Il est dix heures du soir sur la ligne New York-Trenton. Le train est bondé. Personne pourtant ne dérange les deux adolescents qui occupent à eux seuls la place de quatre personnes. On n'ose pas s'immiscer dans leur espace. Pas à cause du garçon, mais à cause de la jeune fille. C'est elle qui mène le jeu. Tandis que lui, abruti d'amour, la contemple, en attente du prochain coup, de la prochaine vexation, en supplication d'une caresse. Ils sont à demi couchés, face à face, les pieds tantôt sur la banquette, tantôt sur les cuisses l'un de l'autre. Ils se parlent à peine. Ils communiquent par les pieds. Lui essaie d'exercer avec ses pieds, qu'il a très grands et chaussés de sneakers, des pressions suggestives. Elle ne «répond» pas. Elle reste immobile, l'air boudeur. Elle regarde au-dehors des morceaux d'un paysage désolé. Newark, Elizabeth, Linden, Rahway, Metropark, Metuchen... Par moments, toujours sans lui adresser un mot ni un regard, elle le gratifie d'un coup de pied, au hasard. Et puis elle se lasse. Elle se détourne des cours d'usine, des parkings vides, des ruines de fabriques aux carreaux crevés. Elle s'éloigne de quelques centimètres qui font au garçon l'effet d'un arrachement vers un autre monde. Elle est dans une nouvelle activité: elle suce une petite cuillère en plastique blanc. Elle la lèche et relèche, et, d'un coup net, mord dedans. Au son de cette cuillère qui craque, le garçon se laisse glisser encore plus bas sur la banquette, gémit, quémande un baiser, sa main, n'importe quoi. Elle lui envoie quelques coups de pied, le pince. Il insiste. Forte d'une souveraineté imprévisible, la fille, soudain, lui tend sa main à baiser. Il se précipite, mais à peine a-t-il le temps de l'effleurer que la main déjà est retirée. L'enfant va pleurer. Ses yeux de chien aimant vont dégouliner; mais c'est elle qui, à son tour, lui prend la main. Avec un stylo elle trace dessus des tas de petites croix bleues. Elle appuie fort pour faire mal. Le garçon sourit. Il luit de reconnaissance. Alors, pour lui apprendre, elle lui envoie une gifle. Les voyageurs somnolent.

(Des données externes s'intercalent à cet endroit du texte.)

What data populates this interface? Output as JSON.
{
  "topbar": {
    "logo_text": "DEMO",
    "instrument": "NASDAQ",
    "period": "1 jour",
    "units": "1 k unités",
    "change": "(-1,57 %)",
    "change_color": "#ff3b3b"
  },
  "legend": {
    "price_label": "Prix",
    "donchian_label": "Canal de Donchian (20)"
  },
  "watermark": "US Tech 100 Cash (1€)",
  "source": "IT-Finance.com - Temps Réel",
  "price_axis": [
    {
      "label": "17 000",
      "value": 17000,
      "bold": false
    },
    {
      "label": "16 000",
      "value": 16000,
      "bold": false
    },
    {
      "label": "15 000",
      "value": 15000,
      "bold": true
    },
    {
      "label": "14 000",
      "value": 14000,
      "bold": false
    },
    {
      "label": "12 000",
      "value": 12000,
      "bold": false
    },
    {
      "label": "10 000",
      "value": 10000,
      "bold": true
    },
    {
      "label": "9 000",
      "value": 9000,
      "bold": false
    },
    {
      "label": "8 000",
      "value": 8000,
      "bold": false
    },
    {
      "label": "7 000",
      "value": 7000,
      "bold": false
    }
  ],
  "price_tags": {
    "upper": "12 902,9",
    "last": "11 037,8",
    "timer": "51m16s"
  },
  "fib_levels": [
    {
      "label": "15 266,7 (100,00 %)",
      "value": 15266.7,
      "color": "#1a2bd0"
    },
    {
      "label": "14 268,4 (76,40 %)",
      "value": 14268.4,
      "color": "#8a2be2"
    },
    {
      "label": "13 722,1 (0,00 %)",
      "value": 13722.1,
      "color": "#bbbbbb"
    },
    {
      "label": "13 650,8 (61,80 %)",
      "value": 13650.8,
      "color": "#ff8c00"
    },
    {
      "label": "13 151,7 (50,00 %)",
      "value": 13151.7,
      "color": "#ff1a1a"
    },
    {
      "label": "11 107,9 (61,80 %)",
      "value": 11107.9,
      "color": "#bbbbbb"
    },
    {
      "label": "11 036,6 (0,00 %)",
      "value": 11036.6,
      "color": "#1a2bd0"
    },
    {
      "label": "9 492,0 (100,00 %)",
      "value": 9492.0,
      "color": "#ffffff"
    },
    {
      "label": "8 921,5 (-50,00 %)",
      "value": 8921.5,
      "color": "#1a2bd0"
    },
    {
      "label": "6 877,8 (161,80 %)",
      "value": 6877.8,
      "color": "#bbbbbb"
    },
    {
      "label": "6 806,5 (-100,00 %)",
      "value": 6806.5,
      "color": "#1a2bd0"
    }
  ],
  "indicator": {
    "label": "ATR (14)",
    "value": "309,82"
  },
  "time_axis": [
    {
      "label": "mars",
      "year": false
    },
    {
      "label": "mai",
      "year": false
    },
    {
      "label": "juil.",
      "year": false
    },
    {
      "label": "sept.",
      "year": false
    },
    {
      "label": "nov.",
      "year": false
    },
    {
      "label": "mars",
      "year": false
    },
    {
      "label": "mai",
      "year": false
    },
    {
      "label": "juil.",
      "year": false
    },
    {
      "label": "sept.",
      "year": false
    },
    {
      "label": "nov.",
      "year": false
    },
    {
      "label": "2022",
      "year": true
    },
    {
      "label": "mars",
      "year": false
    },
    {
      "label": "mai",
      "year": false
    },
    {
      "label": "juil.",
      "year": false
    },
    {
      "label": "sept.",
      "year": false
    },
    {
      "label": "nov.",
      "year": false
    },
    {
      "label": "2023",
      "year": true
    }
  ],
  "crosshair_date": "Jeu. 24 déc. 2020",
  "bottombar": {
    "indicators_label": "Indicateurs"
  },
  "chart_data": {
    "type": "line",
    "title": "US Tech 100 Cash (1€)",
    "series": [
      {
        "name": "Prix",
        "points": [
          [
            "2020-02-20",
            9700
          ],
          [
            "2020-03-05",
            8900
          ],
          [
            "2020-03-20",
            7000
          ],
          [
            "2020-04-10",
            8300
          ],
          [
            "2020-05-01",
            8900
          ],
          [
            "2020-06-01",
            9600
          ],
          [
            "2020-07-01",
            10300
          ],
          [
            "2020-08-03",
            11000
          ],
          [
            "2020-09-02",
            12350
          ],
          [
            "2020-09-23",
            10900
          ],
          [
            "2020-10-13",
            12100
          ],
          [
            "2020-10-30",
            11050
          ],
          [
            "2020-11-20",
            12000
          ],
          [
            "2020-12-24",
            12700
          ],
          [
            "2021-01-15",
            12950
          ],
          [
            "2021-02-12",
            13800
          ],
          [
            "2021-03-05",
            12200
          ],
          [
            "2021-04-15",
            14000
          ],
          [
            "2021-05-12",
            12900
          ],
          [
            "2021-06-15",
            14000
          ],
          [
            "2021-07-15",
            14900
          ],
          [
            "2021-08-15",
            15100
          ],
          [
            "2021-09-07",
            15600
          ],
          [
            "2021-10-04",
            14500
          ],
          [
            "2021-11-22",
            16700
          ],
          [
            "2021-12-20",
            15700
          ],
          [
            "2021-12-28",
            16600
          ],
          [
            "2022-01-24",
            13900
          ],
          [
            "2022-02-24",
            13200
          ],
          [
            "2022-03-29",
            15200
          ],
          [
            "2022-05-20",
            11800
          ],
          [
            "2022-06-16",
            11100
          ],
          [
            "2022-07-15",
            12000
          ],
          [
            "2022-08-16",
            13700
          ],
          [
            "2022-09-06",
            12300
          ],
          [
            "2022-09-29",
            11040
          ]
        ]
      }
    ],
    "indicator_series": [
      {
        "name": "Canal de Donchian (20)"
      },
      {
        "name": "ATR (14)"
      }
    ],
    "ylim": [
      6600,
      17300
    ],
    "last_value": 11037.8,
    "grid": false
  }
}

La fille n'a aucune beauté. Elle est même totalement terne, mais c'est dans ce terne qu'elle excelle. Ses yeux n'expriment rien. Seulement ils savent se détourner juste au bon moment. Sa bouche, quand elle ne s'acharne pas sur la petite cuillère, semble aussi inapte à causer qu'à embrasser. De son corps mince, serré dans un jean étroit et un T-shirt légèrement entrouvert sur un début de poitrine, émane une étonnante force de refus. Elle N'AIME PAS - avec des lueurs d'inspiration singulières. Elle est née pour désoler. Le sait-elle? Un peu, sans doute. Mais pas au point de vouloir faire de cette aridité qui l'habite un véritable talent.
Elle se passe de la pommade sur ses lèvres gercées. Le garçon, hors de lui, couine de désir. Et le miracle se produit, elle lui prête son tube de pommade. Surexcité, il le porte à ses lèvres, le suce, va l'avaler. Il agrippe une main de la gamine, y met un baiser. «Tu colles», commente la Lolita du New Jersey. Cette phrase si longue, cette première émergence du langage entre eux résonne à mon oreille comme une description écrite par le duc de Saint-Simon. Une giboulée de mots! C'était de sa part une imprudence. Elle tousse, reprend sa contemplation du paysage plongé dans la nuit. De l'autre côté, les usines ont disparu. Elles sont remplacées par des pavillons préfabriqués, des cubes construits en série, exactement semblables. Ce talent qu'elle a de faire souffrir et cet allant qu'il met à s'y complaire leur passeront sans doute. Ils n'en retrouveront des traces que sur l'écran de télévision que, devenus adultes et s'étant mariés chacun de son côté, ils fixeront le soir à l'heure du dîner.
Captivés, ils regarderont les mêmes programmes, du genre de La loi de la Peur, Koh-Lanta, À bout de forces. Ils observeront sans broncher des candidat se rouler dans l'abjection, se livrer en public au plaisir d'humilier et d'être humiliés, ils ne s'étonneront pas de voir des gens prendre pour breakfast des tartines de vers et de graisse de porc et mordre à belles dents des rats morts.